EDWARDS AFB, Calif -- A final test of the Fat Man’s internal parachute system completed the Project A aerodynamic test series of atomic weapons ballistic shapes. The Fat Man weapon was subsequently detonated over Hiroshima, Japan.
Fat Man was the code name for the nuclear bomb that was detonated over the Japanese city of Nagasaki by the United States on August 9, 1945. It was the second of the only two nuclear weapons ever used in warfare, the first being Little Boy, and its detonation marked the third nuclear explosion in history.

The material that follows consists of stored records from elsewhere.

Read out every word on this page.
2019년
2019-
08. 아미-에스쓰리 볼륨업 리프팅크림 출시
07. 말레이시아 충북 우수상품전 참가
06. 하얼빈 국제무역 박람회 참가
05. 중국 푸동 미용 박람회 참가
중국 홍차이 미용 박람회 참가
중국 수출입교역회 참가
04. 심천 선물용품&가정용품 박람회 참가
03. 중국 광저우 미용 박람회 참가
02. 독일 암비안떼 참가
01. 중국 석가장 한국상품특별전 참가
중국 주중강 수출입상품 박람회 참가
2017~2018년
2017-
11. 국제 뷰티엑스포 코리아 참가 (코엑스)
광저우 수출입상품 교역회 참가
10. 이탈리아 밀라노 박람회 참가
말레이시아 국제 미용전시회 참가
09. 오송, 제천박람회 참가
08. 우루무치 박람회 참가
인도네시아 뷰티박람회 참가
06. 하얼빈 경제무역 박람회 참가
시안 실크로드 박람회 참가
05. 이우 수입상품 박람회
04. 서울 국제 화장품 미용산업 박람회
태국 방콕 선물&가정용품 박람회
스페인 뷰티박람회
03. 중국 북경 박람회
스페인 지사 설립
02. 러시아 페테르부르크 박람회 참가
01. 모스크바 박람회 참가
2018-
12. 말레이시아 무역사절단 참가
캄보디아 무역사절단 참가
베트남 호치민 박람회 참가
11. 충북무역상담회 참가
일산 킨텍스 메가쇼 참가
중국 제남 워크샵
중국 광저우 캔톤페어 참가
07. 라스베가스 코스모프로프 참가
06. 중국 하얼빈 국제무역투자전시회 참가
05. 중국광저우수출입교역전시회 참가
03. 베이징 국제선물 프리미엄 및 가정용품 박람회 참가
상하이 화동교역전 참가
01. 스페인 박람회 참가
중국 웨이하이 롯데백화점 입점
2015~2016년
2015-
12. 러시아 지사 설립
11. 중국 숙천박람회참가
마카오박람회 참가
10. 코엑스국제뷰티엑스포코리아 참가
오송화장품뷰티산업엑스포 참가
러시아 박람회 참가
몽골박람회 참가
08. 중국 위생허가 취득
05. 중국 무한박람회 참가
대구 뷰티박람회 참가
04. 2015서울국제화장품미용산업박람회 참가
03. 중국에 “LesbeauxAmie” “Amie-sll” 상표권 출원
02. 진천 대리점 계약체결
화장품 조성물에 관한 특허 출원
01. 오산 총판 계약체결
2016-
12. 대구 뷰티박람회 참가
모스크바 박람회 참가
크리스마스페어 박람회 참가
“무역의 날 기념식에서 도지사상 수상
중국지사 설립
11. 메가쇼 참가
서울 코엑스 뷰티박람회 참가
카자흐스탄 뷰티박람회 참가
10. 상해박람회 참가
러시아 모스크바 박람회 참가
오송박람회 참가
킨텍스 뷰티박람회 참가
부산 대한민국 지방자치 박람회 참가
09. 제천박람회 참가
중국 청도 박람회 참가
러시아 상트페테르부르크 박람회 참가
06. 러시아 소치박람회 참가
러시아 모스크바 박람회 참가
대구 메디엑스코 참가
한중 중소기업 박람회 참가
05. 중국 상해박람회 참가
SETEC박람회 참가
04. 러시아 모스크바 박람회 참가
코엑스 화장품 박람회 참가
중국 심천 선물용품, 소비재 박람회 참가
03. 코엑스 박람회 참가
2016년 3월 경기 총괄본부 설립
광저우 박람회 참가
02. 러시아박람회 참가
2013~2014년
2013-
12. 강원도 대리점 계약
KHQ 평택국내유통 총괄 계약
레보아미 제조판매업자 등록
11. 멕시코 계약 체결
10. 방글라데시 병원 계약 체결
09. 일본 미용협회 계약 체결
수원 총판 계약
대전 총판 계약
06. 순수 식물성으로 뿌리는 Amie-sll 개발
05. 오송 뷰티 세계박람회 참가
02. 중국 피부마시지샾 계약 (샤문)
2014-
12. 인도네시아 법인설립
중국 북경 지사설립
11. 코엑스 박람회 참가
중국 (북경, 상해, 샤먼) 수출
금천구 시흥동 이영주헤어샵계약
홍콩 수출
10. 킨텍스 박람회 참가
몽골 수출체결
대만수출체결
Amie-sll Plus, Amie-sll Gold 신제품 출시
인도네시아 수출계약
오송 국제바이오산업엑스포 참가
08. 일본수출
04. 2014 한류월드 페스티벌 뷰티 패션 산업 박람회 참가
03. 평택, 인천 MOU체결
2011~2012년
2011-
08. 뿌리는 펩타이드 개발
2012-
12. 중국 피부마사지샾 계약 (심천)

It was built by scientists and engineers at Los Alamos Laboratory using plutonium from the Hanford Site, and it was dropped from the Boeing B-29 piloted by Major Charles Sweeney.

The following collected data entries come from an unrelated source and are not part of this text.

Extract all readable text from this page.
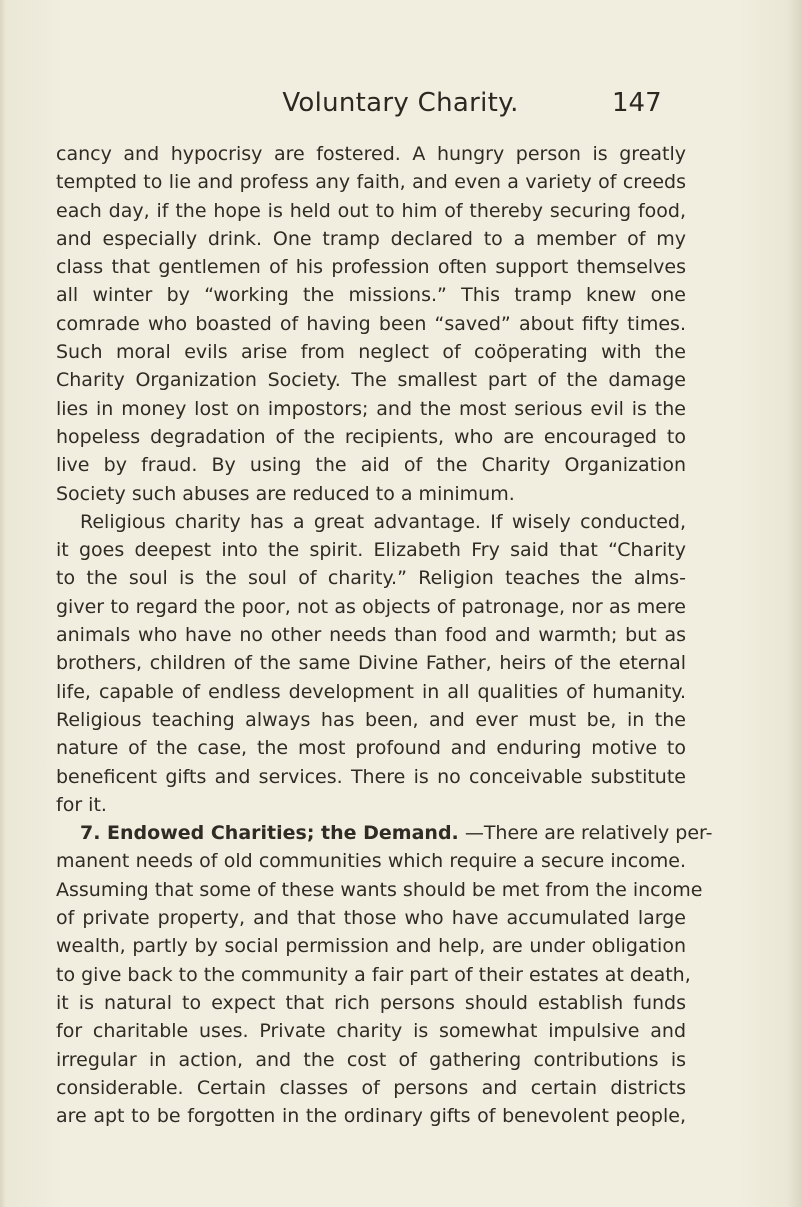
Voluntary Charity.	147
cancy and hypocrisy are fostered. A hungry person is greatly
tempted to lie and profess any faith, and even a variety of creeds
each day, if the hope is held out to him of thereby securing food,
and especially drink. One tramp declared to a member of my
class that gentlemen of his profession often support themselves
all winter by “working the missions.” This tramp knew one
comrade who boasted of having been “saved” about fifty times.
Such moral evils arise from neglect of coöperating with the
Charity Organization Society. The smallest part of the damage
lies in money lost on impostors; and the most serious evil is the
hopeless degradation of the recipients, who are encouraged to
live by fraud. By using the aid of the Charity Organization
Society such abuses are reduced to a minimum.
Religious charity has a great advantage. If wisely conducted,
it goes deepest into the spirit. Elizabeth Fry said that “Charity
to the soul is the soul of charity.” Religion teaches the alms-
giver to regard the poor, not as objects of patronage, nor as mere
animals who have no other needs than food and warmth; but as
brothers, children of the same Divine Father, heirs of the eternal
life, capable of endless development in all qualities of humanity.
Religious teaching always has been, and ever must be, in the
nature of the case, the most profound and enduring motive to
beneficent gifts and services. There is no conceivable substitute
for it.
7. Endowed Charities; the Demand. —There are relatively per-
manent needs of old communities which require a secure income.
Assuming that some of these wants should be met from the income
of private property, and that those who have accumulated large
wealth, partly by social permission and help, are under obligation
to give back to the community a fair part of their estates at death,
it is natural to expect that rich persons should establish funds
for charitable uses. Private charity is somewhat impulsive and
irregular in action, and the cost of gathering contributions is
considerable. Certain classes of persons and certain districts
are apt to be forgotten in the ordinary gifts of benevolent people,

The name Fat Man refers to the early design of the bomb because it had a wide, round shape; it was also known as the Mark III. Fat Man was an implosion-type nuclear weapon with a solid plutonium core. The first of that type to be detonated was the Gadget in the Trinity nuclear test less than a month earlier on July 16, at the Alamogordo Bombing and Gunnery Range in New Mexico. Two more were detonated during the Operation Crossroads nuclear tests at Bikini Atoll in 1946, and some 120 were produced between 1947 and 1949, when it was superseded by the Mark 4 nuclear bomb. The Fat Man was retired in 1950.